Regulation of 5-aminolevulinic acid-mediated protoporphyrin IX accumulation in human urothelial carcinomas.

PURPOSE

The purpose of this study was to clarify the regulatory mechanism of protoporphyrin IX (PpIX) synthesis mediated by 5-aminolevulinic acid (ALA) in human urothelial carcinoma (UC), leading to improved accuracy in photodynamic diagnosis and therapy using ALA.

EXPERIMENTAL DESIGN

PpIX accumulation in cultured UC cells after incubation for 1-5 h with 0.5-5 mM ALA was analyzed by fluorescence analysis using fluorescence microscopy and flow cytometry technique.

RESULTS

PpIX fluorescence mediated by ALA was increased, and the intensity of PpIX fluorescence was time-dependently increased in UC cells compared to noncancerous cells. The distribution of endogenous PpIX fluorescence primarily coincided with mitochondria, and then increased at a specific perinuclear region in the cells during the time of incubation. The ALA-mediated PpIX synthesis in UC cells was suppressed by beta-alanine, an inhibitor of beta-transporters of cell membrane, and carbonylcyanide p-trifluoromethoxyphenyl hydrazone, an uncoupler of mitochondrial oxidative phosphorylation.
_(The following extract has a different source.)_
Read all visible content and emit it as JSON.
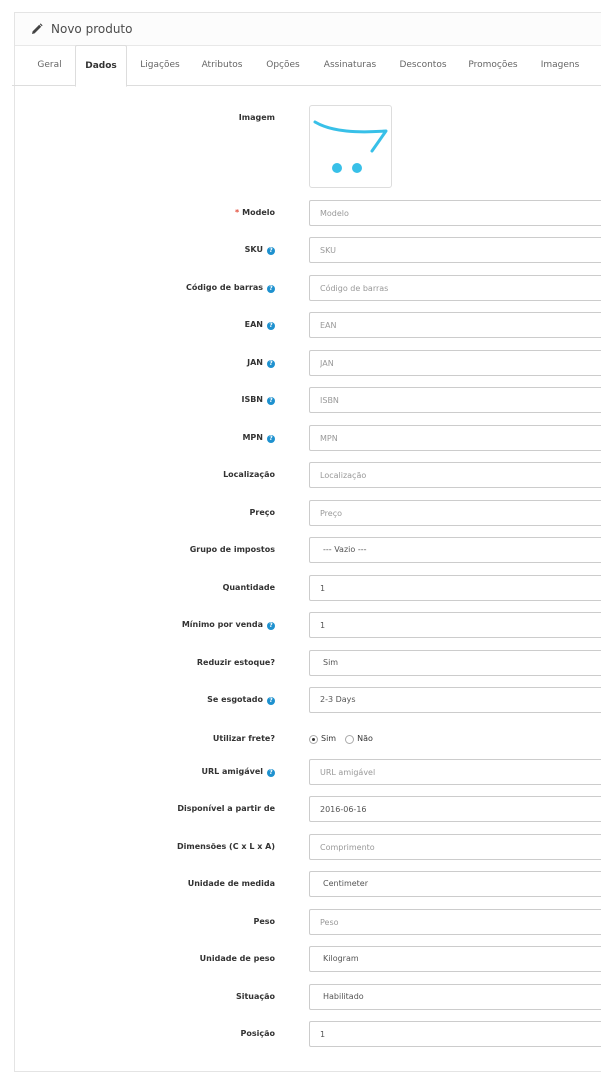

In contrast, the ALA-mediated PpIX accumulation was increased by deferoxamine, an iron chelator, manganese and nitric oxide, which is contributed to PpIX metabolism by inhibiting ferrochelatase activity, generated by a nitric oxide-generating reagent NOC-18. As observed above, ALA-mediated PpIX synthesis in human UC cells was regulated by the process of ALA uptake, ALA conversion to PpIX and metabolism of accumulated PpIX to heme.

CONCLUSIONS

This shows that the suppression of ferrochelatase increased PpIX accumulation in UC cells using small amount of ALA, thus leading to an improved clinical practicability of photodynamic diagnosis and therapy.